4.9.18

Politics likely part of operator replacement

Yes, taxpayers must pony up more for north Louisiana charity hospital services. But because that largesse on a continuing basis comes from the federal level, that begs a very interesting political question.

Last month, this column mused about the financial ramifications of a pending deal on University Health hospitals in Shreveport and Monroe. For months, the state has sought a takeover of these from BRF, and last week the deal finally came to fruition. Beginning Oct. 1, a combination of the Louisiana State University System and Ochsner Health System would run both. The former runs and owns entirely Lallie Kemp Regional Medical Center, and the latter operates Leonard J. Chabert Medical Center.

Legislators had gotten wind that the deal would throw more money to the new operators. This seemed odd, as the Gov. John Bel Edwards Administration previously had cut subsidies to operators, maintaining the existing deals – thrown together hastily as the state had to respond to a large federal government retrenchment in health care aid – paid too much.


However, the Edwards Administration insisted that the $43 million boost would not come from state dollars, but from federal money. Of course, many Louisianans pay federal taxes, but proportionally that would end up a much smaller figure than trying to meet a pledge of a similar amount of state dollars.

The deal also should placate state Sen. Greg Tarver, the most outspoken critic of the operator being shown the door, BRF, whom Tarver said shortchanged the state even as BRF complained the state gave it too few funds. It will receive a $13 million buyout for receivables paid for partly by state taxpayers as LSU and Ochsner agreed jointly to foot that, but this will leave BRF no role at all in management; Tarver lobbied against any continued BRF involvement.

Still, BRF could have a board presence if Ochsner follows through with appointing BRF’s chairman as one of its choices, and Tarver also worries that BRF won’t make all payments due to LSU even with the buyout. The System meets to approve the contract this Friday, while legislators are scheduled to review, but not change or disapprove, the deal two weeks later.

Previously, this space asked whether Louisiana taxpayers would end up paying more because of this deal. They will, in terms of federal taxes and/or deficit spending and from the LSU portion of the buyout, but not the $43 million annual hike. Yet this leaves an even more interesting question: why have the transfer at all?

Again, any performance issues over which BRF faced accusers – principally from LSU itself – it blamed on lack of money. Yet now the state suddenly has found all this extra money from Medicaid, so why didn’t the state retain BRF and send that money its way? According to BRF, that have solved the issue.

Three explanations present themselves to answer this question. First, perhaps something about Medicaid regulations, for whatever reason, made BRF ineligible to have that increased amount of cash. That’s unlikely, but you never know with the Byzantine regulatory structure of Medicaid.

Second, BRF may have demonstrated such a level of incompetence that the state deemed any additional money still would not have solved problems. Certainly, the constant bickering over the past five years reminds of the aphorism where there’s smoke there’s fire, but at the same time anecdotal evidence suggests that BRF’s tenure did improve the quality of care. More to the point, would the quality of care and efficiency have been so significantly different between BRF and the new group with $43 million more in the pot, especially if BRF had assessed things right when it claimed only lack of money caused it to underperform?

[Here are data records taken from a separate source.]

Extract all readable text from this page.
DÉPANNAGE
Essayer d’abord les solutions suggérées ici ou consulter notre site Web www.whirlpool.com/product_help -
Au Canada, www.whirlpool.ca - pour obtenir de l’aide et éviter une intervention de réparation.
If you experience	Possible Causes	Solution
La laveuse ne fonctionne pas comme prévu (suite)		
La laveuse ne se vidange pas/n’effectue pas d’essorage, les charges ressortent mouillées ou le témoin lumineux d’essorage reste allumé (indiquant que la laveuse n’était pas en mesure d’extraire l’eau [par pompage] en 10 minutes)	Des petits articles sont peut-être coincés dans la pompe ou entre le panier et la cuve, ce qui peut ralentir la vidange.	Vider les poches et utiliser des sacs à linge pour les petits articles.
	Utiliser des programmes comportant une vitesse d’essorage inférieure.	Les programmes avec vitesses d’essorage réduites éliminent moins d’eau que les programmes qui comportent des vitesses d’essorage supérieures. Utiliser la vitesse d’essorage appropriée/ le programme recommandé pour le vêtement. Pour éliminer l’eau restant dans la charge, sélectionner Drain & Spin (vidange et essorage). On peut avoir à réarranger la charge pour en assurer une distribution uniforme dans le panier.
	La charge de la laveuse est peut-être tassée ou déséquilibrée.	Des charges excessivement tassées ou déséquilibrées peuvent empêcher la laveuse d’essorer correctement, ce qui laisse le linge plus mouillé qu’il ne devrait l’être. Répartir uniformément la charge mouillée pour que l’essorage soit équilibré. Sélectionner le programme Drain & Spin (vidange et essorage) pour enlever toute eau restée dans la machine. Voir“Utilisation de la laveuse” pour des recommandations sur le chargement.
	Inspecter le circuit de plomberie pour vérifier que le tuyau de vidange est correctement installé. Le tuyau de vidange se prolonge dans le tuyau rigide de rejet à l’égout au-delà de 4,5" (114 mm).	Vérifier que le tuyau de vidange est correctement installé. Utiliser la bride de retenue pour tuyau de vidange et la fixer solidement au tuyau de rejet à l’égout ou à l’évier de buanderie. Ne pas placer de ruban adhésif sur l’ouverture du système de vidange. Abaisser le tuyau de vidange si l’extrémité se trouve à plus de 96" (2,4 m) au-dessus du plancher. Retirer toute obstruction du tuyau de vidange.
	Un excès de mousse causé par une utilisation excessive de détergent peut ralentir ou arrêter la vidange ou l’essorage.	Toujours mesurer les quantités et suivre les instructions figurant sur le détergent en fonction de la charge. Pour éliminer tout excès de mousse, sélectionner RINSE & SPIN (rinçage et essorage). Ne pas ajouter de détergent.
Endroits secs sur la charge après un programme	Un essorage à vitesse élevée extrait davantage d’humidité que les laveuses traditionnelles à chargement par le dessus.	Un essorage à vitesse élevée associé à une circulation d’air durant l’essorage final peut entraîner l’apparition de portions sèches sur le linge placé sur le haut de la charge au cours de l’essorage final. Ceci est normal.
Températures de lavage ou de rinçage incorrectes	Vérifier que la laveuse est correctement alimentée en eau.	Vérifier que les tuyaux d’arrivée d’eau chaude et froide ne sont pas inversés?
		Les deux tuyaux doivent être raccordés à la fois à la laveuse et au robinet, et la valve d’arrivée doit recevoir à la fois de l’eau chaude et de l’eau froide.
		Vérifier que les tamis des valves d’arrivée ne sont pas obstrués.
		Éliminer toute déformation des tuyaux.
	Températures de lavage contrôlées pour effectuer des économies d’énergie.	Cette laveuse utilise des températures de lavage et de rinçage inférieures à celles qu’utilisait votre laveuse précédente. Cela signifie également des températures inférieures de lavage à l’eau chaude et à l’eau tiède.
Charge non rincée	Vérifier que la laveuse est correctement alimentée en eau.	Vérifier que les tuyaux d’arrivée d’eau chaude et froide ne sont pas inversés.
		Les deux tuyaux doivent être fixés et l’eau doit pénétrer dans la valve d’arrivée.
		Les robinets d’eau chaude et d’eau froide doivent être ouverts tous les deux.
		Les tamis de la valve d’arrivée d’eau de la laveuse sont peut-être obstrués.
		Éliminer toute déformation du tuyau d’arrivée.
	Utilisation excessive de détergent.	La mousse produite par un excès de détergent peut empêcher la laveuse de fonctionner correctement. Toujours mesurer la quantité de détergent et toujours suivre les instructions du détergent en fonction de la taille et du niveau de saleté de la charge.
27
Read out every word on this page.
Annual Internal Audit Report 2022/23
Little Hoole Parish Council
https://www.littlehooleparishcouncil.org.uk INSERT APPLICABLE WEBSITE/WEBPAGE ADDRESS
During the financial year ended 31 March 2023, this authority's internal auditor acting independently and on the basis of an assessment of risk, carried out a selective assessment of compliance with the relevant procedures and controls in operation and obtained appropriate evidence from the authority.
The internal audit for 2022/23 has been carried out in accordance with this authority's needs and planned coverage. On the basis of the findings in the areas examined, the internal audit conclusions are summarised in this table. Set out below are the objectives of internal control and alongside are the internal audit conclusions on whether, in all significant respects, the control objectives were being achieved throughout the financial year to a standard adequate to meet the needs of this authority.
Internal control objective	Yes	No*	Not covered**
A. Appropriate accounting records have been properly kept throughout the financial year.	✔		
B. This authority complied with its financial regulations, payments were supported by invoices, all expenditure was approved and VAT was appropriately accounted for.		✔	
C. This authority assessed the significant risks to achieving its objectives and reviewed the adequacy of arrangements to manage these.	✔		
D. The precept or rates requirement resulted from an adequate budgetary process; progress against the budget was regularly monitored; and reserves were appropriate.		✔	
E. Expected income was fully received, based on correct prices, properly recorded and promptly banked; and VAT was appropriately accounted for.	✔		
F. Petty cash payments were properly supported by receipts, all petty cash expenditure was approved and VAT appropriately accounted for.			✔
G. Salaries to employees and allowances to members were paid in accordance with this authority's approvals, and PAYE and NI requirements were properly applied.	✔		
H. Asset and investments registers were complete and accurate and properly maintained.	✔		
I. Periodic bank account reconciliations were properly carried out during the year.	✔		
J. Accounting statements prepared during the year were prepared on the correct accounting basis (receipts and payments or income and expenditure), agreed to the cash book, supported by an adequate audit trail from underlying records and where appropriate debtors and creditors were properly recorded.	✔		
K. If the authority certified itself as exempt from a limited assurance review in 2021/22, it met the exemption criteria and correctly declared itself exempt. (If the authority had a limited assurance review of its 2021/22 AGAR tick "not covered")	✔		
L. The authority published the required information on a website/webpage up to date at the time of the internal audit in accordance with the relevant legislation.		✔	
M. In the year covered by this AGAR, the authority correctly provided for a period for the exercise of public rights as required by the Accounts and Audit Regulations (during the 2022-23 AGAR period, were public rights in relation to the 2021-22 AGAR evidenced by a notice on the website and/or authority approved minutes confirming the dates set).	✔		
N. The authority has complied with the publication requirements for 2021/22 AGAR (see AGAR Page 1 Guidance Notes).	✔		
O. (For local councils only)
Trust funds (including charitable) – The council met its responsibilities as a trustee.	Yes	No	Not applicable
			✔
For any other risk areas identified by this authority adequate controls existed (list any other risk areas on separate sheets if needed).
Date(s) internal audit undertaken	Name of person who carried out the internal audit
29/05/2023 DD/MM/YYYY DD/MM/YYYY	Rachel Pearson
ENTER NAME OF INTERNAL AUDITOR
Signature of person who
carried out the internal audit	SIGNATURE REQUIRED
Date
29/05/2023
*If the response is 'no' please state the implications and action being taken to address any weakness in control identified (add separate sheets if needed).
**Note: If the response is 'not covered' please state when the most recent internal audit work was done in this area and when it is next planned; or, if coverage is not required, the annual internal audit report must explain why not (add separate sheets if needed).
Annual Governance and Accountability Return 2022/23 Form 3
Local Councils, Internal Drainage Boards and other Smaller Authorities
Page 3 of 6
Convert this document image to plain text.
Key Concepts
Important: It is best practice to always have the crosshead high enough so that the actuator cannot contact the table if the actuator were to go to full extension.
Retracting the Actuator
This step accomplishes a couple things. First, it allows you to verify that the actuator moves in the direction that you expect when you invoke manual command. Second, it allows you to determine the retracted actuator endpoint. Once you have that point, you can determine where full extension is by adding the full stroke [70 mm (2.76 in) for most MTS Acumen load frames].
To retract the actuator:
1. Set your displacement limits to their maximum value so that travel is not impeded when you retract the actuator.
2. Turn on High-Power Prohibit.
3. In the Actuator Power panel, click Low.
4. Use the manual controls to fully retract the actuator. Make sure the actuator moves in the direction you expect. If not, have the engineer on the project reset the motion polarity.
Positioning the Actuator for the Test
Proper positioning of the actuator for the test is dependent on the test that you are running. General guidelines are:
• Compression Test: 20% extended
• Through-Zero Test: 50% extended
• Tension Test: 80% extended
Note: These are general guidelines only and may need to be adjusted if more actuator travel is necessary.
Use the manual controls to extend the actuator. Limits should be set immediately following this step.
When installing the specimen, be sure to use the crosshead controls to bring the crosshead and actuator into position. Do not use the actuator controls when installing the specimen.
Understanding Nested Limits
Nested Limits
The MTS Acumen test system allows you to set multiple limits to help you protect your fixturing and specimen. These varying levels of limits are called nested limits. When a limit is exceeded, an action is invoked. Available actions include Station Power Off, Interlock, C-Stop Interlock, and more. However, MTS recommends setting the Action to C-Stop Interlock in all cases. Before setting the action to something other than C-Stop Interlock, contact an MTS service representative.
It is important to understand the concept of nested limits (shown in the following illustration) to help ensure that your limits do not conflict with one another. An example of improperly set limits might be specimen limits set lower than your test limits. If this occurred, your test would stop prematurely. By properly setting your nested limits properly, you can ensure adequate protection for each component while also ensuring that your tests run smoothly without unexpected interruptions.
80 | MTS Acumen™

Most likely, politics intervened, with Edwards using the opportunity to curry favor with two interests that could help him politically and even electorally. Ochsner (and all the other private-public partner providers) have benefitted from the extra taxes heaped upon Louisianans (and federal taxpayers) to afford Medicaid expansion, and obviously LSU benefits from having control over more dollars. What better way to strengthen support for Edwards both in legislative battles and running for a second term by pitching dollars towards these institutions, making them even more likely to lobby for the governor’s initiatives and reelection (if on a personal level)?

Additionally, two or all three explanations may serve to answer that question. Regardless, it seems highly improbable that the political fortunes of Edwards didn’t play a role in how it all turned out.